Benefits of Trade Agreements

According to the World Trade Organisation which is soon to kick-off its Trade Facilitation Agreement (TFA) to which a number of African countries have appended their signatures as partners, the TFA will contribute to the expansion of world trade and help countries to connect to an increasingly globalized production system.

If a country improves its trade procedures so that trade costs are reduced, WTO says importers benefit from a lower price, while exporters receive a higher price for the traded good. Thus, trade facilitation benefits both exporting and importing countries.

WTO further states that the TFA focuses on streamlining, harmonizing and modernizing customs procedures and has enormous potential for reducing trade costs and times, particularly in developing and least-developed countries.

It however doesn’t provide solutions to the nail-biting under-industrialisation challenges of developing and less-developed African countries, which hampers their export potentials of value-added items.

Africa without Industries

A key feature of African countries participation in international trade is that they are exporters of primary products and importers of services and manufactured goods. Such export concentration on primary commodities reflects the high dependence of African economies on natural resources and the weakness of their industrial sectors.

According to scholars, the importance of manufacturing for development is widely recognized, as very few countries have been able to grow, accumulate wealth, and increase their living standard without investing in their manufacturing industries.

Manufacturing has historically been the driver of economic growth, structural change, and catch-up. It opens opportunities for economies of scale, technological progress and learning. It acts as a catalyst to transform the economic structure of countries, from primary, slow-growing and low-value activities to more productive activities driven by technology and innovation and with higher growth prospects.

Manufacturing sector has “pull effect” on the other sectors by stimulating the demand for more and better services in banking, insurance, communications and transport and encouraging the development of human capital and the use of technological advances in the agricultural sector.

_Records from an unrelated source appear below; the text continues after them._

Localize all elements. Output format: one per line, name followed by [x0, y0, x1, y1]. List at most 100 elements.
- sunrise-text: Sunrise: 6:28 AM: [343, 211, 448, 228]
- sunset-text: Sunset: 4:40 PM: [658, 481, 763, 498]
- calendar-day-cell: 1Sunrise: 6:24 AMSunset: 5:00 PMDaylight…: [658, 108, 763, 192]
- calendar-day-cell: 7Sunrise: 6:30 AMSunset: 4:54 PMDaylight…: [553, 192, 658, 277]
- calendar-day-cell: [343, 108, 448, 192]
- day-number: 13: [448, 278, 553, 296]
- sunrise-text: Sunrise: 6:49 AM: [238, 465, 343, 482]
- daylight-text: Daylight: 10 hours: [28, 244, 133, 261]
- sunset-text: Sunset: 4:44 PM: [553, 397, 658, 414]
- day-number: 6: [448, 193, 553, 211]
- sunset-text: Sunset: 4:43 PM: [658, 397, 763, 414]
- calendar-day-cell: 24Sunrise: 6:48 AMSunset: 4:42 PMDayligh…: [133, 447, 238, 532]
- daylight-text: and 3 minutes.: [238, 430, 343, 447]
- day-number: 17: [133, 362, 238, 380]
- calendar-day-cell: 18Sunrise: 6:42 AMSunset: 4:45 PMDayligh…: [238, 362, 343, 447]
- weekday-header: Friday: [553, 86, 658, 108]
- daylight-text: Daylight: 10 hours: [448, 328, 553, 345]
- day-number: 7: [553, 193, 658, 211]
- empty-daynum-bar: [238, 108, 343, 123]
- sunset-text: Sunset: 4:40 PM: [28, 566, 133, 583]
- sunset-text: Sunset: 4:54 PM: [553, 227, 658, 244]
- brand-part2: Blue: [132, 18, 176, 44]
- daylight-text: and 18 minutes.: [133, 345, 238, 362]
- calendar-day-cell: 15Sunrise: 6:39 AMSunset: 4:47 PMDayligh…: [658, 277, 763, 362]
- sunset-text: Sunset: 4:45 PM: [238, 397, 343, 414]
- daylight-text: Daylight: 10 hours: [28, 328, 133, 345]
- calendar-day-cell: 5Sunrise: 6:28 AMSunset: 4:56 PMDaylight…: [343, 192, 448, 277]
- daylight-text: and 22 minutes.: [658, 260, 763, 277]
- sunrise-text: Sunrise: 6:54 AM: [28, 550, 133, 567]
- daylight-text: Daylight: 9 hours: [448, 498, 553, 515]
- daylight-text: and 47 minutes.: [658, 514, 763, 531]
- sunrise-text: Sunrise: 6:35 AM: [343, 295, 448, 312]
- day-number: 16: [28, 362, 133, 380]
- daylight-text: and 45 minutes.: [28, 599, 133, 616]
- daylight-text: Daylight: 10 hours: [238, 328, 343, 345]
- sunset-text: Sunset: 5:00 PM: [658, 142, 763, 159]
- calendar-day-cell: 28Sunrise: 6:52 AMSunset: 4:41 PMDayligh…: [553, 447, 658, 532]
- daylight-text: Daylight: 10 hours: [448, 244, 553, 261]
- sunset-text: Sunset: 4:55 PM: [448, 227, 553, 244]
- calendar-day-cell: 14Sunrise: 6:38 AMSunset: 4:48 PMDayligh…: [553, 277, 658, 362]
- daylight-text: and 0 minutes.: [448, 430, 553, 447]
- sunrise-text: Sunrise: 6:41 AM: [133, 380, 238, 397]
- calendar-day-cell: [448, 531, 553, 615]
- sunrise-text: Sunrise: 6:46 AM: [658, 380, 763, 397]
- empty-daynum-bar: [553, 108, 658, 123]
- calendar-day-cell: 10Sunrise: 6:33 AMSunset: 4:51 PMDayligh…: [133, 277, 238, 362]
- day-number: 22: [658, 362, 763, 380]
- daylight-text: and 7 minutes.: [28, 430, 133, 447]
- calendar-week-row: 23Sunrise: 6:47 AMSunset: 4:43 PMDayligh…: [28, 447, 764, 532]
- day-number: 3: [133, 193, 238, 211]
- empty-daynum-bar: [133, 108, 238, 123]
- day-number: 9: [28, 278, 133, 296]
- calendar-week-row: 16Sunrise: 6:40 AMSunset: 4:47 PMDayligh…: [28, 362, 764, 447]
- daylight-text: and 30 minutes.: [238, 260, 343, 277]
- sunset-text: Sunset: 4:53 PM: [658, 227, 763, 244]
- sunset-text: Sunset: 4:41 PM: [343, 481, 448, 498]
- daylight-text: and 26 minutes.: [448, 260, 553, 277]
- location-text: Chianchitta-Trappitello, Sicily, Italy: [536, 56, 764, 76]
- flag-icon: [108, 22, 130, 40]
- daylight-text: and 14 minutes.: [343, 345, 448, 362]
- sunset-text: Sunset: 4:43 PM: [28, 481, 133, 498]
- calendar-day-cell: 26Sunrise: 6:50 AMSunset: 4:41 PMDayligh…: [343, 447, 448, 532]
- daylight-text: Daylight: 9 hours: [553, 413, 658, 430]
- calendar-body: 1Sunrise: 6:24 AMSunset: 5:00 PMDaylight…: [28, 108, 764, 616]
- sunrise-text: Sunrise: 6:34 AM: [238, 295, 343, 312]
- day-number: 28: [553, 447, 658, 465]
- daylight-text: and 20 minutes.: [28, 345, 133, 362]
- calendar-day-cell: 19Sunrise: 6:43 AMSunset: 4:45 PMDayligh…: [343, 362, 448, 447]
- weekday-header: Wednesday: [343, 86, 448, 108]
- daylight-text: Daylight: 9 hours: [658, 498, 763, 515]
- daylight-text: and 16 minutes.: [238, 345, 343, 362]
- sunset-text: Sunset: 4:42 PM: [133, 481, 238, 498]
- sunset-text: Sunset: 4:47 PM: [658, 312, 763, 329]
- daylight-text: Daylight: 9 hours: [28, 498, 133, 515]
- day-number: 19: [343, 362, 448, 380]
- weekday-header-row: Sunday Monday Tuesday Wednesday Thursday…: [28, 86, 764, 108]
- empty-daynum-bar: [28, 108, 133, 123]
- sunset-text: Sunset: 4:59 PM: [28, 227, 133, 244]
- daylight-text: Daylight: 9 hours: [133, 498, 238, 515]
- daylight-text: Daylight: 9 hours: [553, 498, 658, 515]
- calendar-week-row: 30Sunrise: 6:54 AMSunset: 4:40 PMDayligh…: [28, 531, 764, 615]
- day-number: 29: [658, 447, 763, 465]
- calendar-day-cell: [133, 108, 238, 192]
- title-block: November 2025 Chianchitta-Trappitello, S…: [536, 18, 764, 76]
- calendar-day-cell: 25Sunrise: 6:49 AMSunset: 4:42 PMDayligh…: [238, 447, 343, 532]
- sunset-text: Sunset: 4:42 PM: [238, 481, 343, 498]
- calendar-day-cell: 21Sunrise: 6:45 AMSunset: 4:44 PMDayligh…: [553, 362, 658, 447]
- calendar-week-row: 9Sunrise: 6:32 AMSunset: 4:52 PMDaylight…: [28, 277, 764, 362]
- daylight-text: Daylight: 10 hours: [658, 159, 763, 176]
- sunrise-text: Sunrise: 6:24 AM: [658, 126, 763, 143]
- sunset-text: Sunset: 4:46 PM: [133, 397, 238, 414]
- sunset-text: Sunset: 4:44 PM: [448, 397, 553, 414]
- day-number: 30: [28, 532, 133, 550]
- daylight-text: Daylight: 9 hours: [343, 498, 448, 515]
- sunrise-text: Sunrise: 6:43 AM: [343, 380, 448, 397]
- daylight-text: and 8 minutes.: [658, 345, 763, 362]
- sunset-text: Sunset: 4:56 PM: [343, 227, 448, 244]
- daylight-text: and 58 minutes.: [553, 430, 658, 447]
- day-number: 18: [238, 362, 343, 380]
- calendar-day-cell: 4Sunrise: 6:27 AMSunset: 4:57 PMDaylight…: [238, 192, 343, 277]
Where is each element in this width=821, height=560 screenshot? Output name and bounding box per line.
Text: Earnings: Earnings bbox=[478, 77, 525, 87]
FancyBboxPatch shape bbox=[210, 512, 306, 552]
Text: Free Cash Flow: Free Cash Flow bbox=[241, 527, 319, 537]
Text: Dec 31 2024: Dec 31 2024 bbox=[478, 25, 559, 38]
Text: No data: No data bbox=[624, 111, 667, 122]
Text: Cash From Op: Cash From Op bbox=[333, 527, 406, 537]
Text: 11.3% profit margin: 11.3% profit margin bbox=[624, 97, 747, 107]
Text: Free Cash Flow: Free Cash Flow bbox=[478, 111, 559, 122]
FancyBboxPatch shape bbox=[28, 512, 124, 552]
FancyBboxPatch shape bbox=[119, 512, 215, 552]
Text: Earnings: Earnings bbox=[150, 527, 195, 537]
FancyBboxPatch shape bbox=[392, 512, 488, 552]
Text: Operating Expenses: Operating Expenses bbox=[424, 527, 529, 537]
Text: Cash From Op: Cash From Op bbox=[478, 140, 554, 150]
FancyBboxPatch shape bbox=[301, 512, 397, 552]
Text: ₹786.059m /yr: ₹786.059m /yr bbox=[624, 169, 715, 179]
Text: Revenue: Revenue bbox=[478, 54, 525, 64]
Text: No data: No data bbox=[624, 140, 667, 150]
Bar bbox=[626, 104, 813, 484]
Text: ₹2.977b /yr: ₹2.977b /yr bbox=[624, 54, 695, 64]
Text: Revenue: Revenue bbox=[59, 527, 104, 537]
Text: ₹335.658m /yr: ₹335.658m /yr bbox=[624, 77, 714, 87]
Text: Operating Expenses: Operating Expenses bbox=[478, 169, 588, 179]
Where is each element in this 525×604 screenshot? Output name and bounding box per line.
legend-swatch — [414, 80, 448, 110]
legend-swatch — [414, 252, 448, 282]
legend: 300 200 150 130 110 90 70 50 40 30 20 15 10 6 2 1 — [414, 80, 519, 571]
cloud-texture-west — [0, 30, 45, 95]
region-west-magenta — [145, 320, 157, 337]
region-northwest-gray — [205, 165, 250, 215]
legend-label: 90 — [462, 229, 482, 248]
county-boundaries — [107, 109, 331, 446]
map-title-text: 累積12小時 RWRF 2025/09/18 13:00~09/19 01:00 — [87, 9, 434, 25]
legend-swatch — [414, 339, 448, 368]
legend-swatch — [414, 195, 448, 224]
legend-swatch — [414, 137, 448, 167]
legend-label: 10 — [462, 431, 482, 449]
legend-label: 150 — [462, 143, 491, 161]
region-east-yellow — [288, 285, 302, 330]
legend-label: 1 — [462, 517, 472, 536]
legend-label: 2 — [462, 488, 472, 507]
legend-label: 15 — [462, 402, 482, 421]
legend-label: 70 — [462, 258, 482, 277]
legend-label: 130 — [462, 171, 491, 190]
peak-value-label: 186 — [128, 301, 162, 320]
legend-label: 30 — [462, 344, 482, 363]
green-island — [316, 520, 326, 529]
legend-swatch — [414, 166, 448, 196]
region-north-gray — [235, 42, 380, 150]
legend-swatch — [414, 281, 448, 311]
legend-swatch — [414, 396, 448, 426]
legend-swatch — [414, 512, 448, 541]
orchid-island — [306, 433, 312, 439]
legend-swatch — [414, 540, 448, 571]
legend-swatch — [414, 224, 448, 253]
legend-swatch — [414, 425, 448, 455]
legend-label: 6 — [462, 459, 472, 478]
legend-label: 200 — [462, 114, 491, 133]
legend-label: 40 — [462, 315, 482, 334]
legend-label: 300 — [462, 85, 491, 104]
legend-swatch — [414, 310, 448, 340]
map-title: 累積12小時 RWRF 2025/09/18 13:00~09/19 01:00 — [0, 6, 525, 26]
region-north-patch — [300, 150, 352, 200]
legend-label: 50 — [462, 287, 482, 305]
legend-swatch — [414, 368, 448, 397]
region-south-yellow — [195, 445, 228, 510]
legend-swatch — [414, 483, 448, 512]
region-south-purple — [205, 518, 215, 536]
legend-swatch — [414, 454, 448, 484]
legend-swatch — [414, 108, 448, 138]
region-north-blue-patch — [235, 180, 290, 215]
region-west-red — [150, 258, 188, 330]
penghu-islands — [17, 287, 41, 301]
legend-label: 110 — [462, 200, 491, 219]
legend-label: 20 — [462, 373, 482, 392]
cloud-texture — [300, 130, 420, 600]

It provides – directly and indirectly – job opportunities for the skilled labor force, which boosts revenues and sets the conditions for the reduction of income inequality and poverty. Manufacturing also offers better growth prospects because it generally does not suffer from a secular deterioration of terms of trade that have frustrated the growth prospects of many commodity-dependent countries.

Such export concentration on primary commodities reflects the high dependence of African economies on natural resources and the weakness of their industrial sectors.

Experts have pointed out that in general, Africa largely exports its natural resources in raw form, and re-imports them transformed into intermediary and finished products. The domestic value added incorporated in the exported commodities is generally only a small portion of the final sales prices of the finished goods made from them, with the bulk of total value added accruing overseas.

It’s rather unfortunate that Sub-Saharan Africa for example registers surpluses in the international trade of primary items, but incurs a huge deficit in the end products of these same items.

It exports crude in large amounts and registers deficit in refined petroleum products; live animal but deficits in that of processed meats, milk and cream. The same happens with unmanufactured tobacco versus manufactured tobacco, cacao versus chocolate, natural rubber in primary form versus synthetic rubber and materials of rubber, ores and concentrates of base metals versus wire products and manufactures of base metals, and so on.

The low levels of value-added or processing further exacerbates the already low potential for employment creation typical of commodity outputs, because unlike final products, export of primary commodities has limited potential for job creation in the exporting country.